Province may give municipalities veto power over water bottling applications

ELORA – Municipalities may soon have the power to turn away commercial water bottlers.

On Oct. 6, the Ministry of Environment, Conservation and Parks released a proposal under the Ontario Water Resources Act requiring water bottling companies to obtain support of the host municipality for new or increased groundwater taking that daily exceeds 379,000 litres.

“We’re really happy about that for sure,” said Centre Wellington Mayor Kelly Linton.

“That’s one of the things that we were asking for, so the fact that the Ontario government has made it really clear that what municipalities want and need is a priority over … commercial water bottling operations, that’s what we wanted.

“We’re really glad that the province is moving in that direction, for sure.”

The proposal document states that through engagement on proposed enhancements to the water taking program, the government learned stakeholders would support giving municipalities more direct input on decisions in their communities.

“We’re really pleased to see this,” said Save Our Water spokesperson Donna McCaw. “We think it’s a really good step.

“It means that the province has been listening to the concerns about protecting water and it will give municipalities a voice.”

However, Dr. Andreanne Simard, Nestlé Waters Canada’s natural resource manager, says host municipalities and other stakeholders have always had input in water taking permit applications.

“Municipalities should continue to provide input as they currently do,” Simard stated in an email to the Advertiser.

“The government’s own review, released in June 2020, identified that the current water taking regulations are effective.”

The new proposal suggests that before commercial water bottlers can apply for a new or increased permit, they must obtain a resolution of support from the host municipality.

If a municipality passes such a resolution, the company would be able proceed with an application. The government would then perform a technical review to decide if it’s viable.

Resolutions of support would expire after five years.

If a municipality originally offers a resolution of support, but subsequently passes a resolution in opposition, the water taking permit application will still proceed.

If a municipality originally objects and later withdraws the objection, “the application would be able to proceed for review by the ministry,” the ministry report states.

Should a municipality fail to offer a resolution, either in support or objection, within 12 months of receiving the request, the application would be allowed to proceed to the government level.

Linton said Centre Wellington staff is currently going through the new proposal with a “fine-toothed comb just to make sure that it is what it seems like it is.”

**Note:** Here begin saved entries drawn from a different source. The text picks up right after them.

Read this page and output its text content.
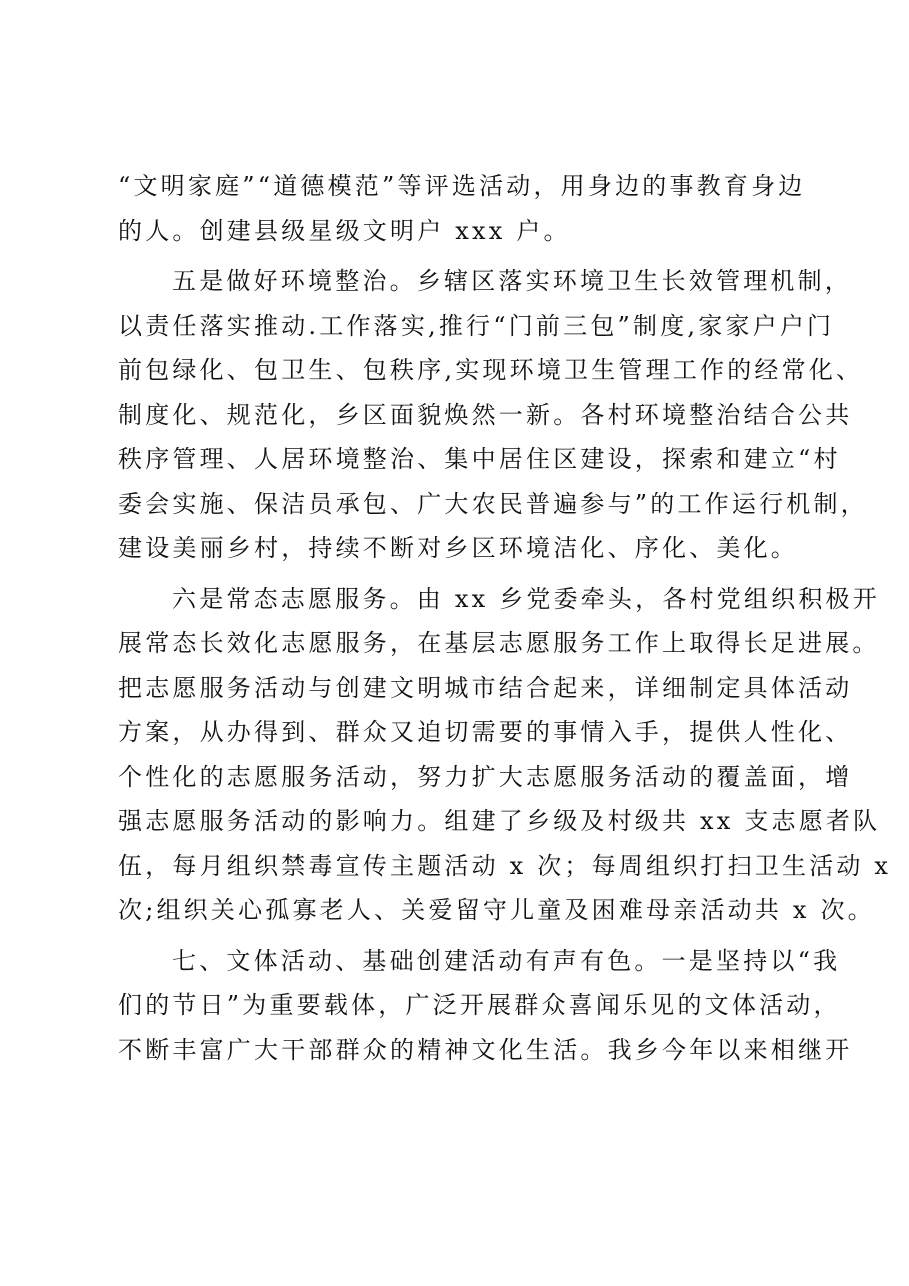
“文明家庭”“道德模范”等评选活动，用身边的事教育身边
的人。创建县级星级文明户 xxx 户。
五是做好环境整治。乡辖区落实环境卫生长效管理机制，
以责任落实推动.工作落实,推行“门前三包”制度,家家户户门
前包绿化、包卫生、包秩序,实现环境卫生管理工作的经常化、
制度化、规范化，乡区面貌焕然一新。各村环境整治结合公共
秩序管理、人居环境整治、集中居住区建设，探索和建立“村
委会实施、保洁员承包、广大农民普遍参与”的工作运行机制，
建设美丽乡村，持续不断对乡区环境洁化、序化、美化。
六是常态志愿服务。由 xx 乡党委牵头，各村党组织积极开
展常态长效化志愿服务，在基层志愿服务工作上取得长足进展。
把志愿服务活动与创建文明城市结合起来，详细制定具体活动
方案，从办得到、群众又迫切需要的事情入手，提供人性化、
个性化的志愿服务活动，努力扩大志愿服务活动的覆盖面，增
强志愿服务活动的影响力。组建了乡级及村级共 xx 支志愿者队
伍，每月组织禁毒宣传主题活动 x 次；每周组织打扫卫生活动 x
次;组织关心孤寡老人、关爱留守儿童及困难母亲活动共 x 次。
七、文体活动、基础创建活动有声有色。一是坚持以“我
们的节日”为重要载体，广泛开展群众喜闻乐见的文体活动，
不断丰富广大干部群众的精神文化生活。我乡今年以来相继开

He added, “It seems really clear that if municipalities don’t want a commercial water bottling operation within their jurisdiction we have a veto authority over that.

“That’s how it seems, unless we’re missing something.”

The application is open for comments until Nov. 20 and can be found at

If approved, Linton said he assumes the municipality would object to any permits requested, including one for the controversial Nestlé-owned Middlebrook well in Elora.

“I can’t speak for all of council, but what I can say is that it’s the one thing that all council has … been unanimous on and that is to protect our water long-term since we’re a growing community,” he said.

However, Nestlé doesn’t currently have any applications or requests submitted to the province for the Middlebrook well.

“At this time, all we have sought is a permit to conduct a pump test from the Ministry of the Environment, Conservation and Parks,” Simard said.

“Its approval would allow us to understand more about the sustainability of the resource.

“This is valuable information that would be shared with Centre Wellington to aid in their Water Supply Master Plan study.”

Simard said with the provincial moratorium on new permits to take water means the pump test is on hold.

The current moratorium began on Jan. 1, 2017 and was to be in place for two years.

It has been extended three times and is now set to end on April 1.

Nestlé applications at its Aberfoyle and Erin sites are “basic renewal applications,” Simard said, so they would not require municipal support under the new proposal.

Other situations that would not require municipal support under the new proposal include:

  • renewal of an existing permit that is the same or lower than the permitted volume, on the same site for the same purpose;
  • replacement of an existing water resource, like a well;
  • an administrative change to the permit like company name or ownership;
  • requirement of a short term permit for a pump test;
  • retrieval of water from the municipal water supply; and
  • proposing water on an unorganizated territory.